Tinnitus diet: Foods to eat and to avoid for managing tinnitus

By: Dr. Victor Marchione | Hearing Health | Monday, October 03, 2016 - 12:00 PM

Tinnitus diet: Foods to eat and to avoid for managing tinnitusTinnitus is a hearing condition in which a person hears constant noise even when it is absent.

If not well managed, tinnitus can negatively impact a person’s life, and although there is no cure, it can be managed with natural remedies.

Diet is one of these natural options to improve hearing. Below you will find the foods to eat and foods to avoid for better managing tinnitus.

Foods to eat and avoid with tinnitus diet

Many patients report a worsening or improvement in their tinnitus based on eating certain foods. Although this may not work for all patients, it is worth a try.

Bananas are suggested as a good food for tinnitus because in some cases tinnitus results from an excess buildup of fluid. Bananas are rich in potassium, which helps ensure proper flow of fluids in the body. If bananas aren’t your thing, you can enjoy other potassium-rich foods, such as apples, apricots, or yogurt.
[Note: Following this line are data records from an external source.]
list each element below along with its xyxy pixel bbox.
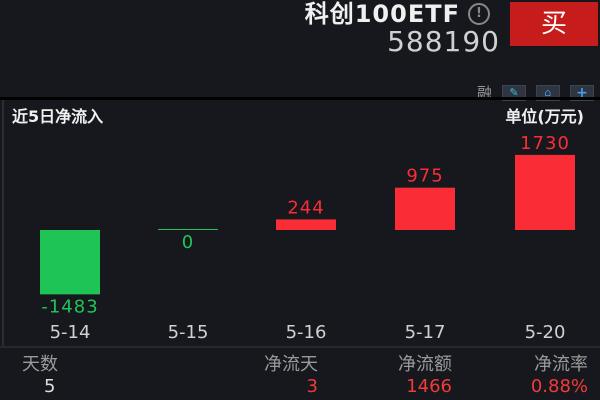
value-label: 975 (406, 166, 443, 187)
bar-5-20 (515, 154, 575, 230)
fund-name: 科创100ETF (304, 0, 460, 28)
panel-title: 近5日净流入 (12, 107, 104, 126)
stat-label-inflow-amount: 净流额 (398, 354, 452, 375)
stat-value-inflow-rate: 0.88% (530, 376, 588, 397)
x-tick-label: 5-15 (168, 322, 209, 343)
bar-5-16 (276, 219, 336, 230)
bar-5-14 (40, 230, 100, 295)
toolbar: 融 ✎ ⌂ + (477, 82, 594, 103)
stat-label-inflow-rate: 净流率 (534, 354, 588, 375)
divider (0, 97, 600, 100)
plus-icon[interactable]: + (570, 84, 594, 101)
divider (0, 346, 600, 348)
stat-value-inflow-amount: 1466 (406, 376, 452, 397)
bar-5-17 (395, 187, 455, 230)
net-inflow-panel (2, 100, 600, 346)
info-circle-icon[interactable]: ! (468, 3, 490, 25)
x-tick-label: 5-17 (405, 322, 446, 343)
value-label: 0 (182, 232, 194, 253)
net-inflow-chart: -1483 5-14 0 5-15 244 5-16 975 5-17 1730 5-20 (40, 133, 575, 343)
x-tick-label: 5-20 (525, 322, 566, 343)
stat-value-days: 5 (44, 376, 56, 397)
value-label: 244 (287, 197, 324, 218)
stat-value-inflow-days: 3 (306, 376, 318, 397)
x-tick-label: 5-16 (286, 322, 327, 343)
unit-label: 单位(万元) (505, 107, 584, 126)
bar-5-15 (158, 229, 218, 230)
stat-label-days: 天数 (22, 354, 58, 375)
pencil-icon[interactable]: ✎ (502, 84, 526, 101)
bell-icon[interactable]: ⌂ (536, 84, 560, 101)
fund-code: 588190 (387, 25, 500, 58)
stat-label-inflow-days: 净流天 (264, 354, 318, 375)
buy-button[interactable]: 买 (510, 2, 598, 46)
x-tick-label: 5-14 (50, 322, 91, 343)
value-label: -1483 (41, 296, 98, 317)
value-label: 1730 (520, 133, 570, 154)
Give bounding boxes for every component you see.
One study found that consuming foods high in vitamin B12 could improve tinnitus symptoms. These include eggs, beef, and chicken.

Pineapple has also been found to be beneficial in managing tinnitus. This fruit is known to reduce inflammation associated with negative health effects on the body.

Sometimes, low levels of zinc can lead to ringing in the ears, so it only makes sense to up on foods high in zinc to help with tinnitus. These foods include shellfish, meat, nuts, and enriched cereal.

Now to the foods that you better stay away from as they are known to worsen tinnitus. These include salt, tobacco, caffeine, artificial sweeteners, sugar, sulfites (found in wine), monosodium glutamate (MSG), tonic water, saturated and trans fats, and fast food.

When it comes to managing tinnitus, you should try and stick with healthy eating to the best of your ability.

Other remedies to manage tinnitus

Apple cider vinegar: If you have an underlying infection that is causing tinnitus, apple cider vinegar may help, thanks to its antibacterial and anti-fungal properties.

Holy basil: Holy basil can be made into a paste and put into the ear to help clear out any bacterial infections.

Onions: Onions contain antibacterial properties. Put a few drops of the juice from a heated up onion into your ear to clear out bacteria.

Garlic: Garlic can be used to treat tinnitus caused by high altitudes or cold weather, as it helps reduce inflammation. Make a paste with sesame oil and garlic, and add a few drops into your ear.

Saline solution: Saline solution can help with tinnitus caused by blocked nasal passages. A saline solution can be administered using a nasal spray to help clear passages.

Mustard oil: Mustard oil is an anti-fungal agent, so it can help clear infections and boost the immune system.

Pumpkin: Pumpkin is packed with vitamin A, and a deficiency in this vitamin has been found to contribute to tinnitus.

Tinnitus is permanent in about 25 percent of patients. In many cases, addressing the underlying cause of tinnitus can help ease the symptoms. Other treatment methods may include taking antibiotics, removing obstructions or ear wax, changing medications or dosages, treating certain neurological illnesses, getting a surgery to correct joint problems, going for counselling for stress or depression, and getting dental work done.

If no underlying cause has been identified, then alternative treatments may be required. Common options include wearing a device (similar to a hearing aid) that provides soothing or pleasing sounds, training the brain not to hear the annoying sounds, wearing hearing aids in case of hearing loss, as well as avoiding loud sounds, caffeine, and stressful situations as all these factors can aggravate your tinnitus condition.

If managing tinnitus on your own is a challenge, speak to your doctor about your treatment options.